The scene is Steere House Nursing and Rehabilitation Center, Rhode Island.

Steere Masthead


The third floor of the center houses the Dementia Unit. Doctors and nurses make their usual rounds, busy doing whatever it is that they do. It is a very normal scene, with the air filled with the aroma of medicines and the Spartan environs befitting a nursing center where Alzheimer's and Dementia patients in their late stages come with the hope to convalesce.

Except, that there is a cat which is making waves in the hospice. Not that this particular cat is the only pet prowling around in the building. The hospital boasts of Cadbury, an adorable bunny, Tilly, the noisy parakeet, and Maxine, the hospital's guard dog amongst the pets it looks after.
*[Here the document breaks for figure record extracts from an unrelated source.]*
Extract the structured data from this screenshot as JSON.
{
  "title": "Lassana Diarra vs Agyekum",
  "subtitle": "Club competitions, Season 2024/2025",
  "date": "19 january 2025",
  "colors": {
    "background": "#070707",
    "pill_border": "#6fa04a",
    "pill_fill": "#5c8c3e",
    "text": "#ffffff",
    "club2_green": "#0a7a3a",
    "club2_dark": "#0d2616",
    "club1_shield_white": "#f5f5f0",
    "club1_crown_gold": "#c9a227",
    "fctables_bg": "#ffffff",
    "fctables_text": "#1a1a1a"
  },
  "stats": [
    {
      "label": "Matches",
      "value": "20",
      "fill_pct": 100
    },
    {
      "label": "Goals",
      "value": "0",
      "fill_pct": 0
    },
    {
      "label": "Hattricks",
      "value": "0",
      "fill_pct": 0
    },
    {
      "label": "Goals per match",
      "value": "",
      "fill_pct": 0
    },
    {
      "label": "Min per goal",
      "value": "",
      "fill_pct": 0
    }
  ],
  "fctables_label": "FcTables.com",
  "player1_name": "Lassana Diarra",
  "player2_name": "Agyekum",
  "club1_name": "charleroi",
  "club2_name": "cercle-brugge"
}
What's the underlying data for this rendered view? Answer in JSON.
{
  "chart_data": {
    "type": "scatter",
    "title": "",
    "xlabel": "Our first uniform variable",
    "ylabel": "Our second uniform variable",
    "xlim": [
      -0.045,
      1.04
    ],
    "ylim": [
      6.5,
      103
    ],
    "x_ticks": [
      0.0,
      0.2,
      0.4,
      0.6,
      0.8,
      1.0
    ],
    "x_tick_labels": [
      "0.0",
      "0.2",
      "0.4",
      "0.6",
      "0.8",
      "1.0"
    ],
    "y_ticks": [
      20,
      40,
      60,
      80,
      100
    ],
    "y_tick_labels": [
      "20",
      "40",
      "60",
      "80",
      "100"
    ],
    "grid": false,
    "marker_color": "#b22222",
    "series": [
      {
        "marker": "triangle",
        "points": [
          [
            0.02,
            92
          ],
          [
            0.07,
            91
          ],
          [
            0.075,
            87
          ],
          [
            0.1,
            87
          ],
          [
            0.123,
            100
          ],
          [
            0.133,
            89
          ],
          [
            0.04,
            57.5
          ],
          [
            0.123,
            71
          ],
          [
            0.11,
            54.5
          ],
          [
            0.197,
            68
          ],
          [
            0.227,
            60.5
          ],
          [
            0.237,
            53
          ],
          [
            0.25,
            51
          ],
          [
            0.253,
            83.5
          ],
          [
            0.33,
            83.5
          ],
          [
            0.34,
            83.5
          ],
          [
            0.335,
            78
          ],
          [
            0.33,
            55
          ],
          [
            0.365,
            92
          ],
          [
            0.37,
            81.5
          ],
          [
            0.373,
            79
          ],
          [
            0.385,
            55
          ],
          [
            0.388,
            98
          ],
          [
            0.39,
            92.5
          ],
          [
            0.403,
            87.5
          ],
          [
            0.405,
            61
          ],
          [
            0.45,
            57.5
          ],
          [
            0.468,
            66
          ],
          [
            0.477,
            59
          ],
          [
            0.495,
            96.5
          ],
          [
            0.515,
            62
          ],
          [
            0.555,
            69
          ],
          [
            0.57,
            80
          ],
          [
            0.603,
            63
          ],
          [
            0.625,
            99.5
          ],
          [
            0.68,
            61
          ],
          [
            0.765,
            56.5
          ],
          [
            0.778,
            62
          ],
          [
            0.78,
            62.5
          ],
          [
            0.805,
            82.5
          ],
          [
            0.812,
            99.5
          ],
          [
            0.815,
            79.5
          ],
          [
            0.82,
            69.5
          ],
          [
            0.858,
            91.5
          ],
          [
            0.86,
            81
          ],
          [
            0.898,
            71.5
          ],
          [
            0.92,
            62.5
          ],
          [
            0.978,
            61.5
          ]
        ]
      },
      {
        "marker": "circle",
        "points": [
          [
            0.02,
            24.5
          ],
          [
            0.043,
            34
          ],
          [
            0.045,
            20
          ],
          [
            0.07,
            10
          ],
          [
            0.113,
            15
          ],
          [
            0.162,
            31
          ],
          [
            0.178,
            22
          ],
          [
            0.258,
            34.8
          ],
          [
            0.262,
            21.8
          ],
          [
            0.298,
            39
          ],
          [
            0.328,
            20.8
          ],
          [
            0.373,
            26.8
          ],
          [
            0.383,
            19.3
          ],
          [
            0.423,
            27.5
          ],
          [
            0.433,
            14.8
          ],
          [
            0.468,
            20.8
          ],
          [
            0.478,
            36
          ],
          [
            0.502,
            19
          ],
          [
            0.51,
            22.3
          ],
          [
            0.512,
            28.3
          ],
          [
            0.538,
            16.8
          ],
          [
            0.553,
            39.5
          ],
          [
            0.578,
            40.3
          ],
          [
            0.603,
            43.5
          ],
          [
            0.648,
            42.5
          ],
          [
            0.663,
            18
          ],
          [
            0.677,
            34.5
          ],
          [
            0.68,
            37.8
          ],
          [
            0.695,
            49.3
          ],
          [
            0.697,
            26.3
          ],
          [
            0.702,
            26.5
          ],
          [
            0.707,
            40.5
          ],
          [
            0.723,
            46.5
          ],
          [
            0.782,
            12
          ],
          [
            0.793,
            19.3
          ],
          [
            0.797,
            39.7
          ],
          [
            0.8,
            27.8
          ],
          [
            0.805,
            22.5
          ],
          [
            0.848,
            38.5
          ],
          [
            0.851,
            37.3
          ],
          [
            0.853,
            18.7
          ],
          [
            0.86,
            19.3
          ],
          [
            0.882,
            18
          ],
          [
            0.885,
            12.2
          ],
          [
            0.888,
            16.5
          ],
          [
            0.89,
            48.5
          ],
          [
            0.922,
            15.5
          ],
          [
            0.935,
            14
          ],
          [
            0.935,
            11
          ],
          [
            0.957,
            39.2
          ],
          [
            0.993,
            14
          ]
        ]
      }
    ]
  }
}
What makes Oscar - the cat - special is his ability to sense death.




Very uncannily, and this has been vouched for by people who are now actually keeping a scientific track of this cat's movements, this feline curls up near the bedside of a patient who has less than two hours to go. It has come to such a stage, that when these people see Oscar do this for a patient, they pick up the phone to call up the patient's kith and kin, and ask them to come over, since "the end is near".
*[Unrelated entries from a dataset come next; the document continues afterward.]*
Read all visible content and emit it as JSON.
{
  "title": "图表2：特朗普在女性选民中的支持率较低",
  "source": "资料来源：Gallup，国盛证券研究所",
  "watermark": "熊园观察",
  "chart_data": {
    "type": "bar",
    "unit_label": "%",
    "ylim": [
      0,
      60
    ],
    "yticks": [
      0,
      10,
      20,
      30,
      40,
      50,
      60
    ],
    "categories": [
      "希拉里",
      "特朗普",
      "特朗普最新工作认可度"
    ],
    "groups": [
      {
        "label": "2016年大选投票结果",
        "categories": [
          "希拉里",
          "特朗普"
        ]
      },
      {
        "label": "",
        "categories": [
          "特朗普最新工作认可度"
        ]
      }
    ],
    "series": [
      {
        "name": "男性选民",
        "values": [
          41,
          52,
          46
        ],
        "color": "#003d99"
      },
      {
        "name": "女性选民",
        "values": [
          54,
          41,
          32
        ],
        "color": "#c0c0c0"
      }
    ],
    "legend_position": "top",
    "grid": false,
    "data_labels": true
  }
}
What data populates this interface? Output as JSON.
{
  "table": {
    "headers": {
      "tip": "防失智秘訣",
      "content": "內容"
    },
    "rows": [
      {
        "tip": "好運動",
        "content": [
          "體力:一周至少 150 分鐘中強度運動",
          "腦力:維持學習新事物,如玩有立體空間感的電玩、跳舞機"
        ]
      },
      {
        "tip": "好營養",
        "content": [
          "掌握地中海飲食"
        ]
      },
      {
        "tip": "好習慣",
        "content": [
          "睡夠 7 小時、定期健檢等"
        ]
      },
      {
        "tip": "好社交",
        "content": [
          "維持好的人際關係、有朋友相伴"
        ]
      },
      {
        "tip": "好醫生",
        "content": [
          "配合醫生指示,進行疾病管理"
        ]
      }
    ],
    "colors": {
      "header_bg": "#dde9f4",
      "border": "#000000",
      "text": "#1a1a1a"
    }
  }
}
Oscar's prediction skills are more accurate than the entire skills of medicine and science and technology put together.

The cat generally stays aloof, and is not very friendly. He seems to be quite satisfied with the food served during the day at fixed hours. And all day long, he does his rounds, prowling and sniffing, prowling and sniffing.




How does he manage to sense impending death? Does he "see" "it" in the room? Does he "smell" the deathly scent in the patient? Does he "hear" the final, bidding-adieu, song or hymn coming from the patient? Do his feline hairs rise in a special way at some special vibrations around the patient, which hints at the last moment? Of course, he has not been observed "licking" anything, so this fifth sense is ruled out.
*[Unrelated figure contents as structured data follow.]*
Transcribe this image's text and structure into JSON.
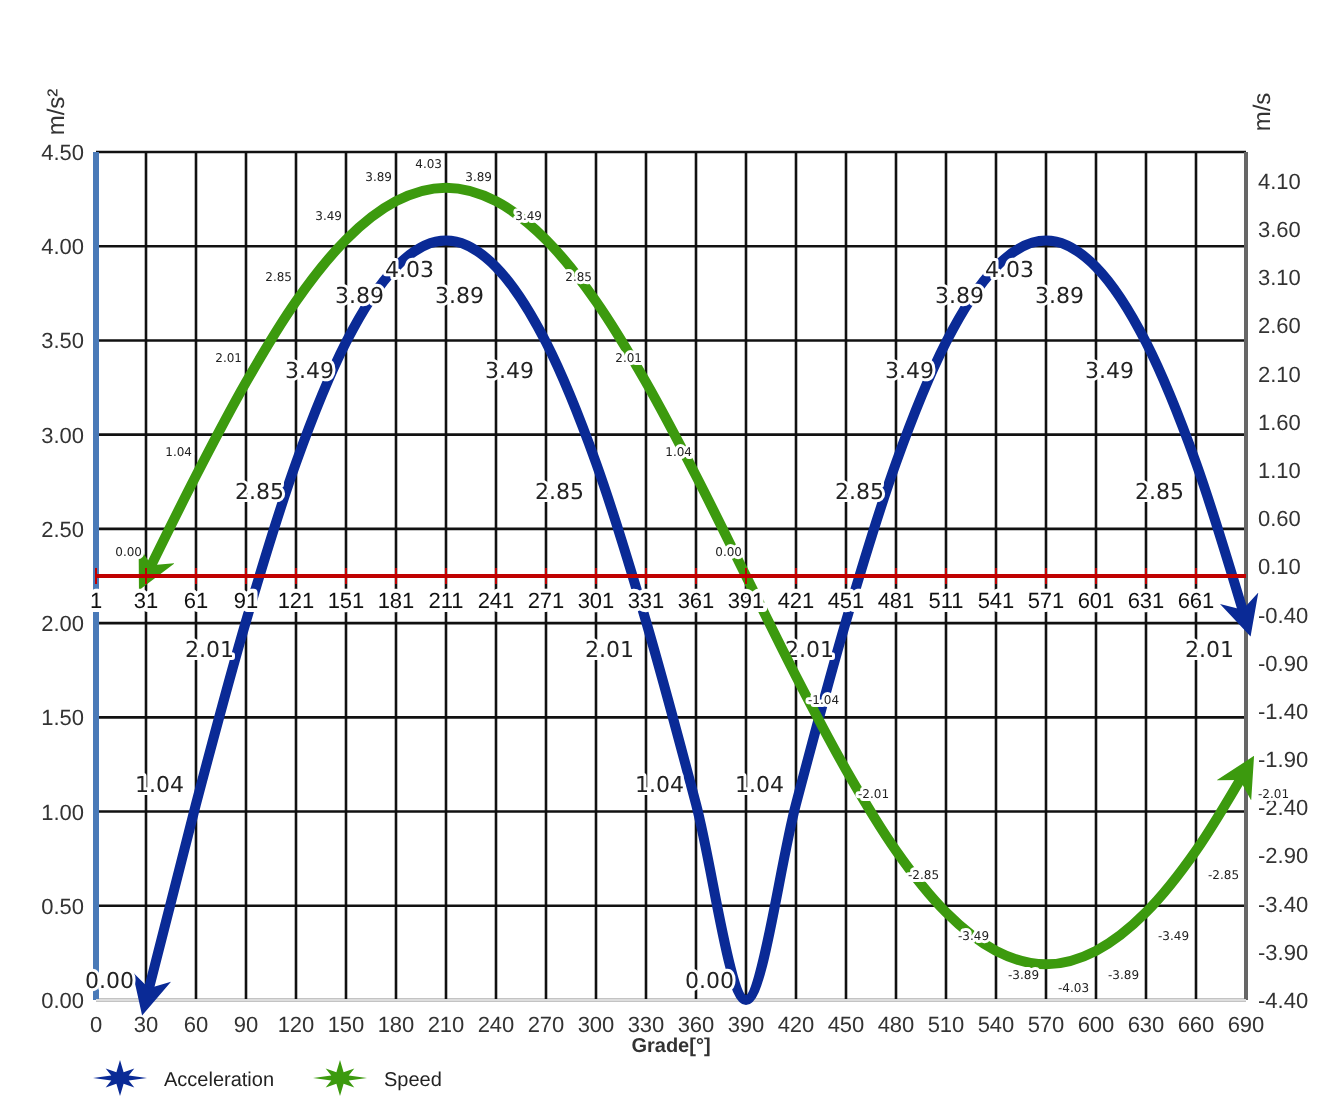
{
  "chart_data": {
    "type": "line",
    "xlabel": "Grade[°]",
    "ylabel": "m/s²",
    "y2label": "m/s",
    "x": [
      30,
      60,
      90,
      120,
      150,
      180,
      210,
      240,
      270,
      300,
      330,
      360,
      390,
      420,
      450,
      480,
      510,
      540,
      570,
      600,
      630,
      660,
      690
    ],
    "xlim": [
      0,
      690
    ],
    "xticks": [
      0,
      30,
      60,
      90,
      120,
      150,
      180,
      210,
      240,
      270,
      300,
      330,
      360,
      390,
      420,
      450,
      480,
      510,
      540,
      570,
      600,
      630,
      660,
      690
    ],
    "x2lim": [
      1,
      691
    ],
    "x2ticks": [
      1,
      31,
      61,
      91,
      121,
      151,
      181,
      211,
      241,
      271,
      301,
      331,
      361,
      391,
      421,
      451,
      481,
      511,
      541,
      571,
      601,
      631,
      661
    ],
    "ylim": [
      0,
      4.5
    ],
    "yticks": [
      {
        "value": 0,
        "label": "0.00"
      },
      {
        "value": 0.5,
        "label": "0.50"
      },
      {
        "value": 1,
        "label": "1.00"
      },
      {
        "value": 1.5,
        "label": "1.50"
      },
      {
        "value": 2,
        "label": "2.00"
      },
      {
        "value": 2.5,
        "label": "2.50"
      },
      {
        "value": 3,
        "label": "3.00"
      },
      {
        "value": 3.5,
        "label": "3.50"
      },
      {
        "value": 4,
        "label": "4.00"
      },
      {
        "value": 4.5,
        "label": "4.50"
      }
    ],
    "y2lim": [
      -4.4,
      4.4
    ],
    "y2ticks": [
      {
        "value": -4.4,
        "label": "-4.40"
      },
      {
        "value": -3.9,
        "label": "-3.90"
      },
      {
        "value": -3.4,
        "label": "-3.40"
      },
      {
        "value": -2.9,
        "label": "-2.90"
      },
      {
        "value": -2.4,
        "label": "-2.40"
      },
      {
        "value": -1.9,
        "label": "-1.90"
      },
      {
        "value": -1.4,
        "label": "-1.40"
      },
      {
        "value": -0.9,
        "label": "-0.90"
      },
      {
        "value": -0.4,
        "label": "-0.40"
      },
      {
        "value": 0.1,
        "label": "0.10"
      },
      {
        "value": 0.6,
        "label": "0.60"
      },
      {
        "value": 1.1,
        "label": "1.10"
      },
      {
        "value": 1.6,
        "label": "1.60"
      },
      {
        "value": 2.1,
        "label": "2.10"
      },
      {
        "value": 2.6,
        "label": "2.60"
      },
      {
        "value": 3.1,
        "label": "3.10"
      },
      {
        "value": 3.6,
        "label": "3.60"
      },
      {
        "value": 4.1,
        "label": "4.10"
      }
    ],
    "grid": true,
    "legend": "bottom left",
    "marker": "none",
    "line_style": "solid",
    "series": [
      {
        "name": "Acceleration",
        "color": "#0a2a96",
        "values": [
          0,
          1.04,
          2.01,
          2.85,
          3.49,
          3.89,
          4.03,
          3.89,
          3.49,
          2.85,
          2.01,
          1.04,
          0,
          1.04,
          2.01,
          2.85,
          3.49,
          3.89,
          4.03,
          3.89,
          3.49,
          2.85,
          2.01
        ],
        "value_labels": [
          "0.00",
          "1.04",
          "2.01",
          "2.85",
          "3.49",
          "3.89",
          "4.03",
          "3.89",
          "3.49",
          "2.85",
          "2.01",
          "1.04",
          "0.00",
          "1.04",
          "2.01",
          "2.85",
          "3.49",
          "3.89",
          "4.03",
          "3.89",
          "3.49",
          "2.85",
          "2.01"
        ]
      },
      {
        "name": "Speed",
        "color": "#3c9a0e",
        "axis": "y2",
        "values": [
          0,
          1.04,
          2.01,
          2.85,
          3.49,
          3.89,
          4.03,
          3.89,
          3.49,
          2.85,
          2.01,
          1.04,
          0,
          -1.04,
          -2.01,
          -2.85,
          -3.49,
          -3.89,
          -4.03,
          -3.89,
          -3.49,
          -2.85,
          -2.01
        ],
        "value_labels": [
          "0.00",
          "1.04",
          "2.01",
          "2.85",
          "3.49",
          "3.89",
          "4.03",
          "3.89",
          "3.49",
          "2.85",
          "2.01",
          "1.04",
          "0.00",
          "-1.04",
          "-2.01",
          "-2.85",
          "-3.49",
          "-3.89",
          "-4.03",
          "-3.89",
          "-3.49",
          "-2.85",
          "-2.01"
        ]
      }
    ]
  }
}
And, very importantly, why does he feel obliged to be by the deathbed? Is it some sort of protocol that he is following? A "courtesy-demands-that-you-be-near-to-the-dying-person" kind of obligation that binds us all together, irrespective of whether we are humans or animals? After sensing the death, he could have simply walked away, couldn't he? He wouldn't have owed anything to the dying patient or their relatives anything, would he have? Heck, nobody would have even bothered to look at him while they were moving around in the hospice!




Still, our Oscar feels obliged to be by the deathbed, after so accurately sensing coming death.

Both these aspects - that there is a special sensory function which tells him of death, and that he curls up next to the patient in their final moments - are intriguing.

I wonder what Oscar's behavior would be if he were shifted to a neonatal hospital. Would he predict the exact moment when a baby will be born in cases of natural labor? Or would he predict still-born cases / infant deaths? Is he a harbinger of good news also? Or is his expertise limited to gloom alone?

Dementor, Harry Potter movie



Ah. I wish I could hone my own skills too and bring them to Oscar's level.